EViews Assignment Help


Get custom writing services for EViews Assignment help & EViews Homework help. Our EViews Online tutors are available for instant help for EViews assignments & problems.
Eviews9 offers academic researchers, corporations, government agencies, and students access to powerful statistical, forecasting, and modelling tools through an innovative, easy-to-use object-oriented interface
EViews is a software package which provide tools for data analysis, regression, and forecasting. EViews has an object-oriented design.  Each type of object has specific ‘views’ and procedures that are used in Eviews. We help with below mentioned topics.

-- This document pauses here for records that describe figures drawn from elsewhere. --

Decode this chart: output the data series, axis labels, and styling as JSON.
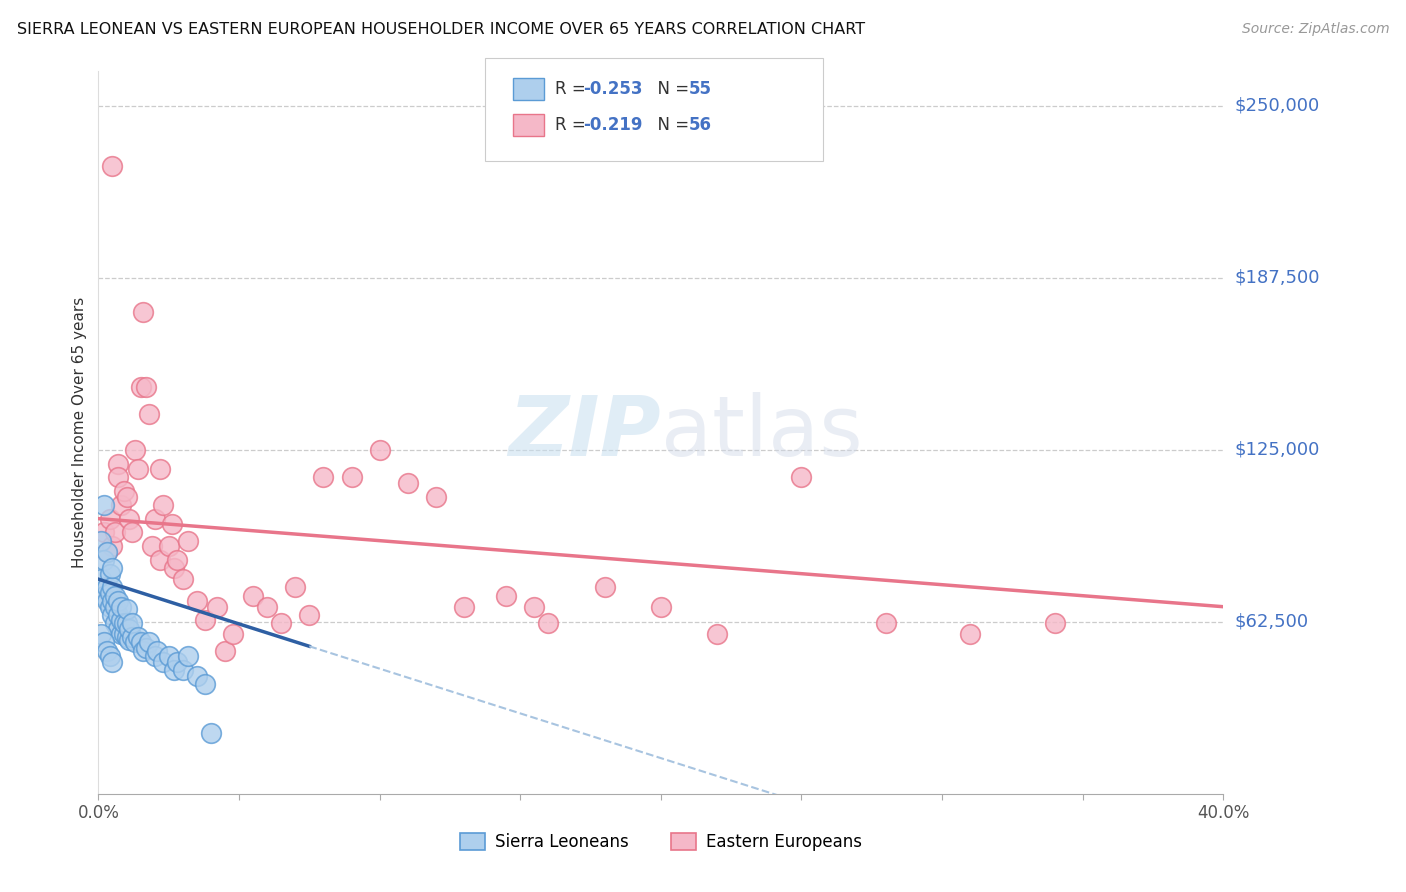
{
  "title": "SIERRA LEONEAN VS EASTERN EUROPEAN HOUSEHOLDER INCOME OVER 65 YEARS CORRELATION CHART",
  "source": "Source: ZipAtlas.com",
  "ylabel": "Householder Income Over 65 years",
  "y_ticks": [
    0,
    62500,
    125000,
    187500,
    250000
  ],
  "y_tick_labels": [
    "",
    "$62,500",
    "$125,000",
    "$187,500",
    "$250,000"
  ],
  "x_min": 0.0,
  "x_max": 0.4,
  "y_min": 0,
  "y_max": 262500,
  "sierra_R": "-0.253",
  "sierra_N": "55",
  "eastern_R": "-0.219",
  "eastern_N": "56",
  "sierra_color": "#aecfed",
  "eastern_color": "#f5b8c8",
  "sierra_edge": "#5b9bd5",
  "eastern_edge": "#e8758a",
  "trend_blue": "#2e5fa3",
  "trend_pink": "#e8758a",
  "trend_dash_color": "#a8c4e0",
  "watermark_color": "#c8dff0",
  "background": "#ffffff",
  "legend_label_1": "Sierra Leoneans",
  "legend_label_2": "Eastern Europeans",
  "sierra_x": [
    0.001,
    0.001,
    0.002,
    0.002,
    0.002,
    0.003,
    0.003,
    0.003,
    0.004,
    0.004,
    0.004,
    0.005,
    0.005,
    0.005,
    0.005,
    0.006,
    0.006,
    0.006,
    0.007,
    0.007,
    0.007,
    0.008,
    0.008,
    0.008,
    0.009,
    0.009,
    0.01,
    0.01,
    0.01,
    0.011,
    0.011,
    0.012,
    0.012,
    0.013,
    0.014,
    0.015,
    0.016,
    0.017,
    0.018,
    0.02,
    0.021,
    0.023,
    0.025,
    0.027,
    0.028,
    0.03,
    0.032,
    0.035,
    0.038,
    0.04,
    0.001,
    0.002,
    0.003,
    0.004,
    0.005
  ],
  "sierra_y": [
    78000,
    92000,
    72000,
    85000,
    105000,
    70000,
    75000,
    88000,
    68000,
    73000,
    80000,
    65000,
    70000,
    75000,
    82000,
    62000,
    68000,
    72000,
    60000,
    65000,
    70000,
    58000,
    63000,
    68000,
    58000,
    62000,
    57000,
    62000,
    67000,
    56000,
    60000,
    57000,
    62000,
    55000,
    57000,
    55000,
    52000,
    53000,
    55000,
    50000,
    52000,
    48000,
    50000,
    45000,
    48000,
    45000,
    50000,
    43000,
    40000,
    22000,
    58000,
    55000,
    52000,
    50000,
    48000
  ],
  "eastern_x": [
    0.002,
    0.003,
    0.004,
    0.005,
    0.006,
    0.007,
    0.007,
    0.008,
    0.009,
    0.01,
    0.011,
    0.012,
    0.013,
    0.014,
    0.015,
    0.016,
    0.017,
    0.018,
    0.019,
    0.02,
    0.022,
    0.023,
    0.025,
    0.026,
    0.027,
    0.028,
    0.03,
    0.032,
    0.035,
    0.038,
    0.042,
    0.045,
    0.048,
    0.055,
    0.06,
    0.065,
    0.07,
    0.075,
    0.08,
    0.09,
    0.1,
    0.11,
    0.13,
    0.145,
    0.16,
    0.18,
    0.2,
    0.22,
    0.25,
    0.28,
    0.31,
    0.34,
    0.005,
    0.022,
    0.12,
    0.155
  ],
  "eastern_y": [
    95000,
    88000,
    100000,
    90000,
    95000,
    120000,
    115000,
    105000,
    110000,
    108000,
    100000,
    95000,
    125000,
    118000,
    148000,
    175000,
    148000,
    138000,
    90000,
    100000,
    85000,
    105000,
    90000,
    98000,
    82000,
    85000,
    78000,
    92000,
    70000,
    63000,
    68000,
    52000,
    58000,
    72000,
    68000,
    62000,
    75000,
    65000,
    115000,
    115000,
    125000,
    113000,
    68000,
    72000,
    62000,
    75000,
    68000,
    58000,
    115000,
    62000,
    58000,
    62000,
    228000,
    118000,
    108000,
    68000
  ]
}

  • Forecasting & macroeconomic modelling using eviews
  • Eviews for time series forecasting
  • Estimation and forecasting using a single time series
  • Stationarity and forecasting
  • Dealing with non-stationary time series
  • Estimation and diagnostic testing
  • Cointegration
  • Testing for cointegration
  • Vector autoregressions
  • Estimating var models and using the johansen test
  • Setting up a model and generating forecasts and simulations
  • Constructing a model
Online EViews Assignment help experts help with topics like Entering Data from a Spreadsheet , Importing Data Files directly into EViews, Multiple Regression Model , Data Transformations , Time series data.